The bulletin contrasted this with the audience’s muted applause following speeches from Israel’s Justice Minister Tzipi Livni and Labor leader Shelli Yachimovitch, who both called for support for the Israel Defence Forces (IDF).
The bulletin is authored by the ZFA’s media and advocacy director Gabrielle Debinski, 22, who encouraged future J Street conventions to promote a “diversity of views”, but denounced the body for its lack of support for Israel: “J Street crowd’s distinct support for progressive social issues, and seeming disregard for Israel’s right to peace with security leaves an uncomfortable taste in the mouth.”
The critique triggered a scathing response from a former youth movement member and university student who accused the ZFA in an anonymous article of espousing “parochial” and “naive” views” on website Galus Australis.
The author said the ZFA’s views proved incompatible with “a large proportion” of Australian Zionists, particularly younger people with an affinity with the J Street position.
A long thread of comments on the ZFA Facebook page echoed this sentiment, with some posters rejecting claims that audience applause was an appropriate measure of J Street policy and others claiming the applause was not in fact in support of the Palestinian right of return, but an acknowledgement of Palestinian suffering.
J Street participant and executive director of the New Israel Fund Australia, Liam Getreu, said the ZFA’s claim to be representative is “questionable” if it chooses to oppose J Street, “which supports a two-state solution and opposes BDS and the full repatriation of Palestinian refugees”.
In response, the ZFA published a piece on their website, in which Debinski denied that the affiliation speaks “for each and every member of the community” adding the ZFA received feedback from its affiliates and the broader community that supported her evaluation.

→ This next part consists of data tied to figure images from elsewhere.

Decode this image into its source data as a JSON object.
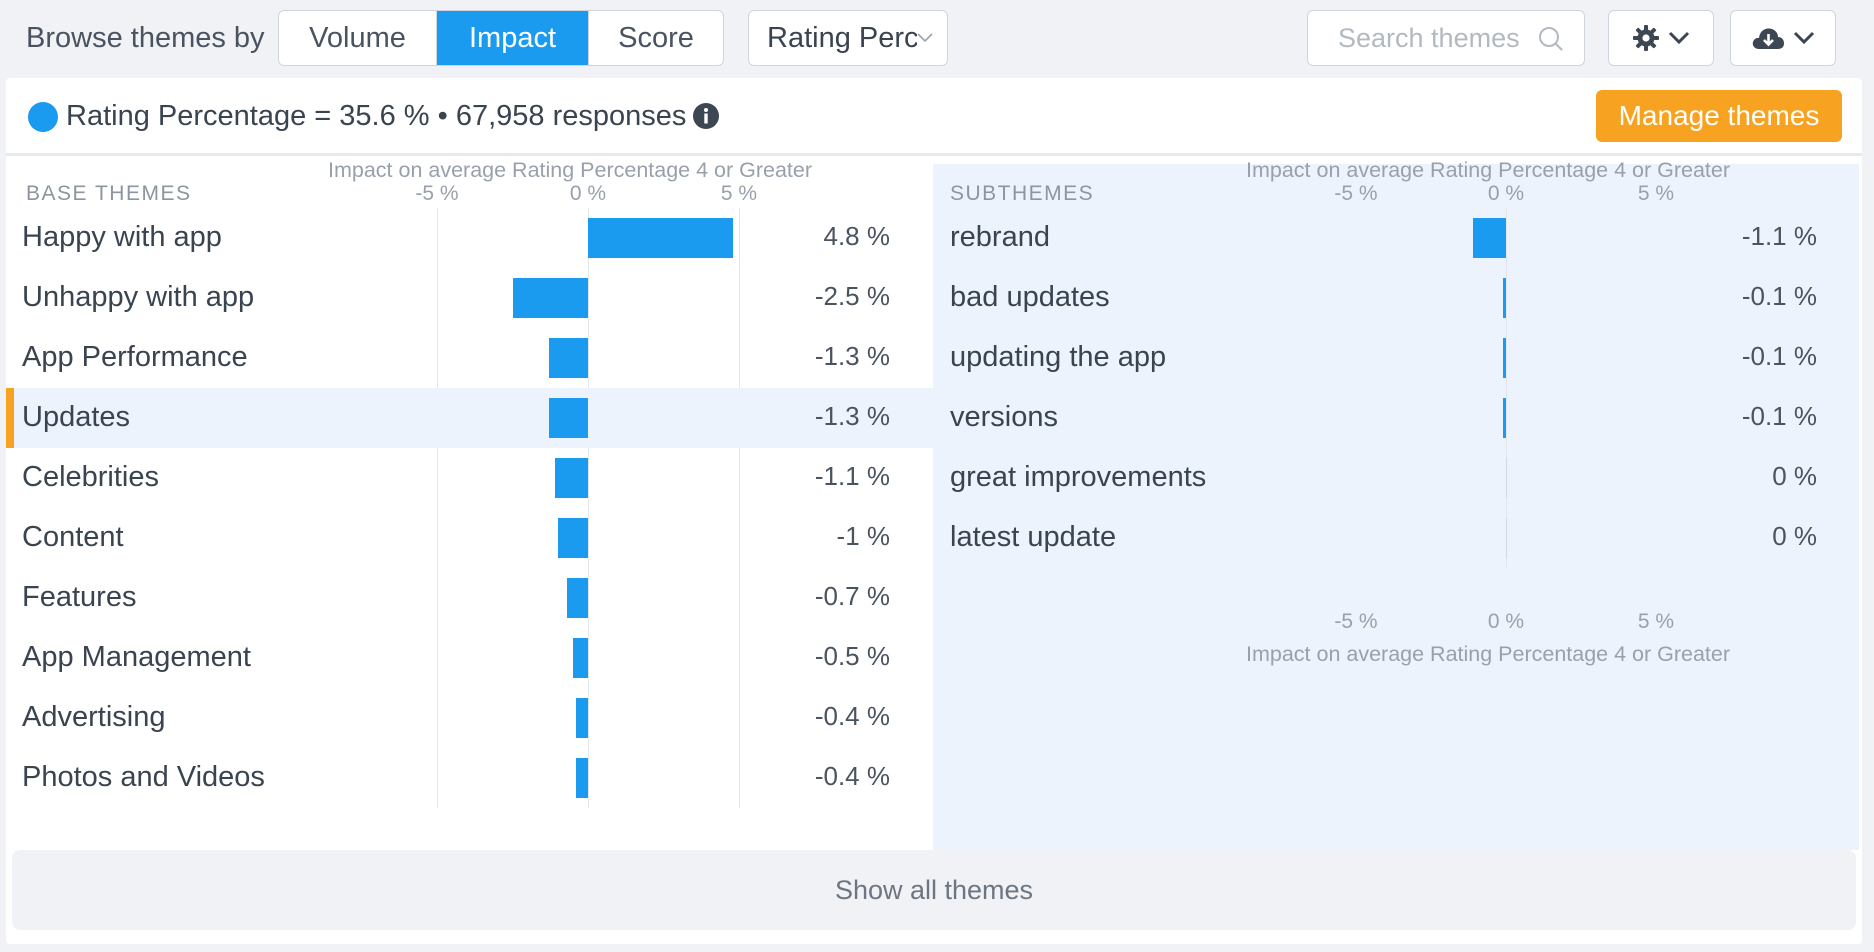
{
  "toolbar": {
    "browse_label": "Browse themes by",
    "modes": [
      {
        "label": "Volume",
        "active": false
      },
      {
        "label": "Impact",
        "active": true
      },
      {
        "label": "Score",
        "active": false
      }
    ],
    "metric_dropdown": "Rating Percentage",
    "search_placeholder": "Search themes",
    "settings_icon": "gear-icon",
    "download_icon": "cloud-download-icon"
  },
  "summary": {
    "text": "Rating Percentage = 35.6 % • 67,958 responses",
    "dot_color": "#1a9bf0",
    "manage_button": "Manage themes",
    "manage_color": "#f7a221"
  },
  "base_themes": {
    "header": "BASE THEMES",
    "axis_title": "Impact on average Rating Percentage 4 or Greater",
    "ticks": [
      "-5 %",
      "0 %",
      "5 %"
    ],
    "selected": "Updates",
    "rows": [
      {
        "name": "Happy with app",
        "value": 4.8,
        "label": "4.8 %"
      },
      {
        "name": "Unhappy with app",
        "value": -2.5,
        "label": "-2.5 %"
      },
      {
        "name": "App Performance",
        "value": -1.3,
        "label": "-1.3 %"
      },
      {
        "name": "Updates",
        "value": -1.3,
        "label": "-1.3 %"
      },
      {
        "name": "Celebrities",
        "value": -1.1,
        "label": "-1.1 %"
      },
      {
        "name": "Content",
        "value": -1.0,
        "label": "-1 %"
      },
      {
        "name": "Features",
        "value": -0.7,
        "label": "-0.7 %"
      },
      {
        "name": "App Management",
        "value": -0.5,
        "label": "-0.5 %"
      },
      {
        "name": "Advertising",
        "value": -0.4,
        "label": "-0.4 %"
      },
      {
        "name": "Photos and Videos",
        "value": -0.4,
        "label": "-0.4 %"
      }
    ]
  },
  "subthemes": {
    "header": "SUBTHEMES",
    "axis_title": "Impact on average Rating Percentage 4 or Greater",
    "ticks": [
      "-5 %",
      "0 %",
      "5 %"
    ],
    "rows": [
      {
        "name": "rebrand",
        "value": -1.1,
        "label": "-1.1 %"
      },
      {
        "name": "bad updates",
        "value": -0.1,
        "label": "-0.1 %"
      },
      {
        "name": "updating the app",
        "value": -0.1,
        "label": "-0.1 %"
      },
      {
        "name": "versions",
        "value": -0.1,
        "label": "-0.1 %"
      },
      {
        "name": "great improvements",
        "value": 0,
        "label": "0 %"
      },
      {
        "name": "latest update",
        "value": 0,
        "label": "0 %"
      }
    ]
  },
  "show_all": "Show all themes"
}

President of the ZFA, Philip Chester, cited its engagement with Zionist youth movements and the Australasian Union of Jewish Students (AUJS) in addition to its “Hagshama” events that focus on Israeli culture and serve up to 700 young adults, as examples of ZFA’s connection to the younger sector of the community.
“These are not driven by any particular ideological or religious agenda but by a shared love of Israel of Zionism,” he said.
President of the Executive Council of Australian Jewry (ECAJ) Dr Danny Lamm said opposition to the ZFA’s bulletin constitutes a “minority voice and often those minority voices are noisy voices, but are not truly representative based on the Gen08 report conclusions”.
“The Zionist Federation of Australia, I think, covers a broad tent from left to right to young to old, Orthodox to reform and I think it well represents the Jewish Zionist community in Australia.”
J Street fifth annual conference in Washington, D.C.